Esas No: 2012/459
Karar No: 2012/4662
Karar Tarihi: 29.05.2012
Yargıtay 16. Hukuk Dairesi 2012/459 Esas 2012/4662 Karar Sayılı İlamı
"İçtihat Metni"
MAHKEMESİ :KADASTRO MAHKEMESİ
Taraflar arasında kadastro tespitinden doğan dava sonucunda verilen hükmün Yargıtay"ca incelenmesi istenilmekle; temyiz isteğinin süresinde olduğu anlaşıldı, inceleme raporu ve dosyadaki belgeler okundu, GEREĞİ GÖRÜŞÜLDÜ:
Kadastro sırasında 132 ada 1 parsel sayılı 630,03 metrekare yüzölçümündeki taşınmaz, kazandırıcı zamanaşımı zilyetliği nedeniyle davalı adına tesbit edilmiştir. Davacı, yasal süresi içerisinde taşınmazın miras bırakanından kaldığı ve yıllardır zilyetliklerinde olduğu iddiasına dayanarak dava açmıştır. Mahkemece yapılan yargılama sonunda davanın kısmen feragat, kısmen de sübut bulmadığından reddine ve çekişmeli 132 ada 1 sayılı parselin davalı adına tespit gibi tesciline karar verilmiş; hüküm, davacı tarafından temyiz edilmiştir.
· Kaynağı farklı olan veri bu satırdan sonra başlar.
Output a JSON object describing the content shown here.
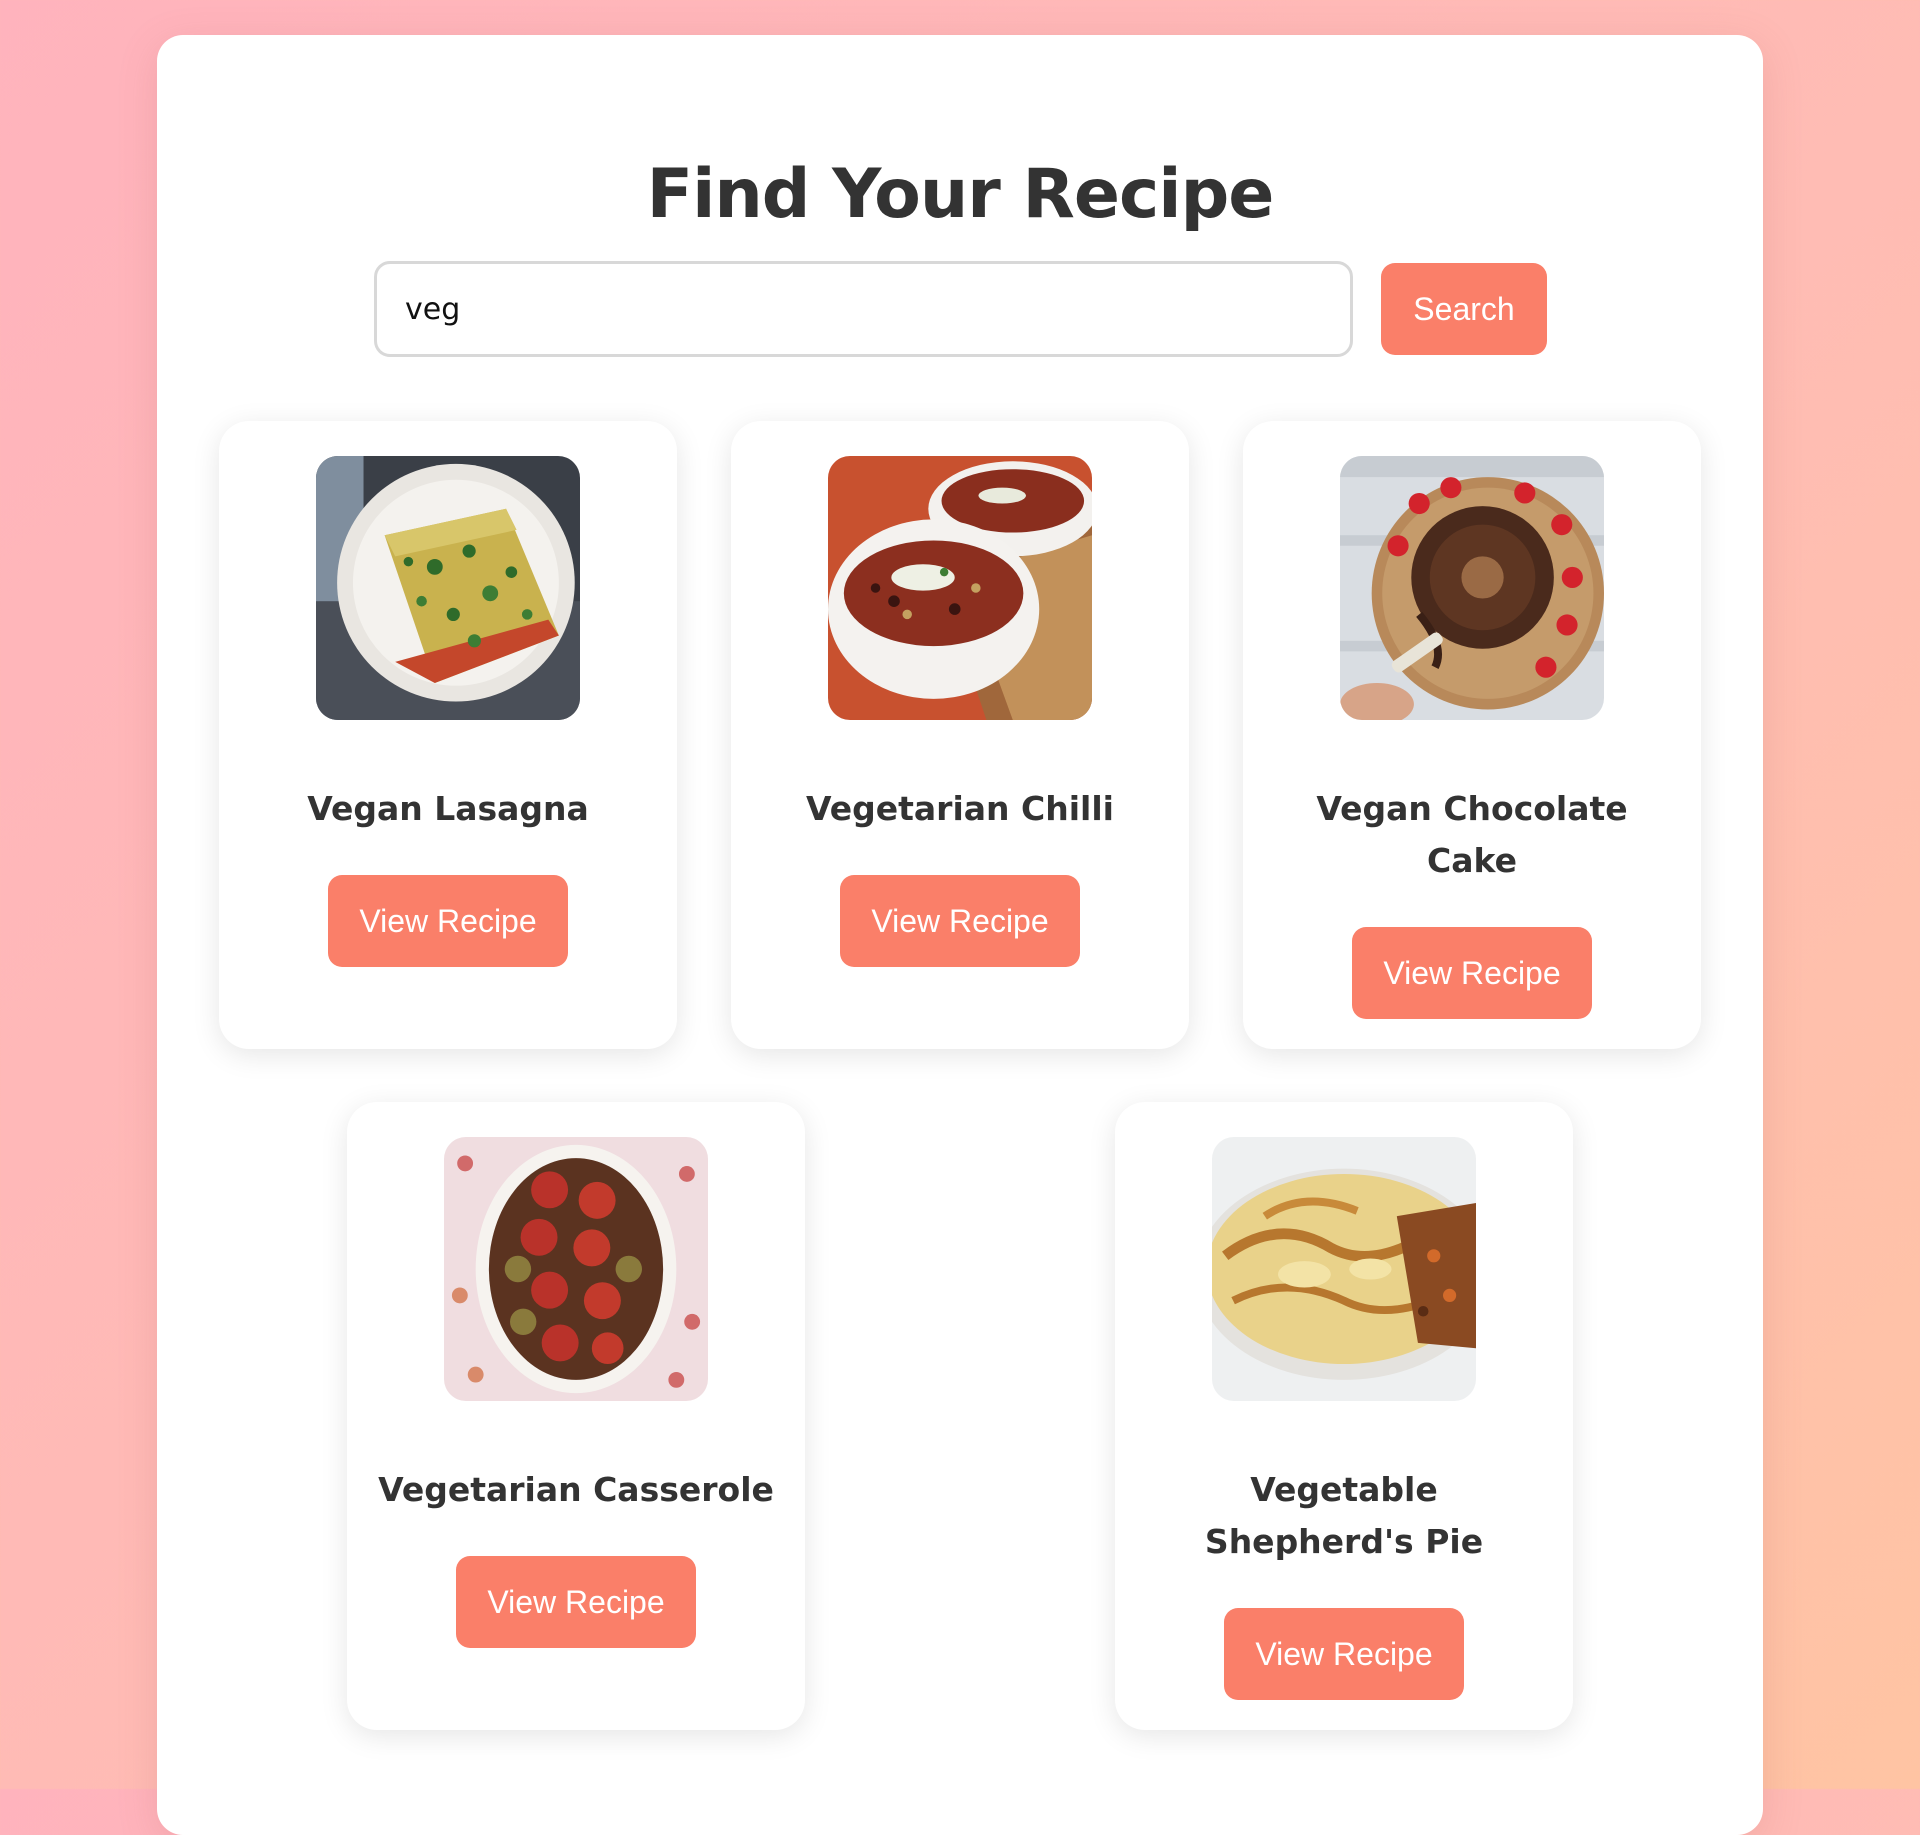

Mahkemece; davacının, dava konusu taşınmaz üzerinde bulunan eve ilişkin davası olmadığına ilişkin beyanı üzerine, davanın kısmen feragat kısmen de çekişmeli taşınmaz üzerinde davalı taraf yararına 3402 sayılı Kadastro Kanunu"nun 14. maddesinde öngörülen zilyetlikle edinme koşullarının gerçekleştiği kabul edilerek reddine karar verilmiş ise de; yapılan araştırma, inceleme ve uygulama karar vermeye yeterli bulunmamaktadır. Taraflardan, delillerinin neler olduğu sorulmamış, yapılan keşifte dinlenen yerel bilirkişilerin soyut içerikli, taşınmaz üzerinde sürdürülen zilyetliğin ve taşınmazın niteliğini açıklamaktan uzak beyanları ile yetinilmiştir. Yetersiz araştırma, inceleme ve uygulama ile karar verilemez. Hal böyle olunca, doğru sonuca ulaşabilmek için öncelikle taraflardan delilleri sorularak; varsa tanık listesi alınmalı, ondan sonra; mahallinde üç kişilik yerel bilirkişi kurulu, taraf tanıkları, fen bilirkişisi ve ziraat bilirkişinin katılımıyla yeniden keşif yapılmalıdır. Keşifte, yerel bilirkişi ve taraf tanıklarından çekişmeli taşınmazın öncesinin ne olduğu, üzerlerindeki zilyetliğin hangi tarihte, kim tarafından, nasıl başlatıldığı, kimden kime ne şekilde intikal ettiği, bugüne kadar zilyetliğin ne şekilde sürdürüldüğü gibi hususlar olaylara dayalı olarak tek tek sorulup saptanmalı, yerel bilirkişi ve tanık sözleri arasında doğabilecek çelişkiler, gerektiğinde yüzleştirme yapılarak yöntemince giderilmeye çalışılmalı, tespite aykırı sonuçlara ulaşılması halinde tüm tespit bilirkişileri tanık sıfatıyla dinlenilmeli, yerel bilirkişi ve tanık sözleri, komşu taşınmazların kadastro tutanakları ve varsa dayanaklarını oluşturan kayıtlarla denetlenmelidir. Bundan sonra toplanmış ve toplanacak tüm deliller birlikte değerlendirilmeli ve sonucuna göre bir karar verilmelidir. Belirtilen şekilde araştırma ve inceleme yapılmadan yazılı olduğu şekilde hüküm kurulması isabetsiz ve davacının temyiz itirazları bu nedenlerle yerinde bulunduğundan kabulü ile hükmün BOZULMASINA, 29.05.2012 gününde oybirliği ile karar verildi.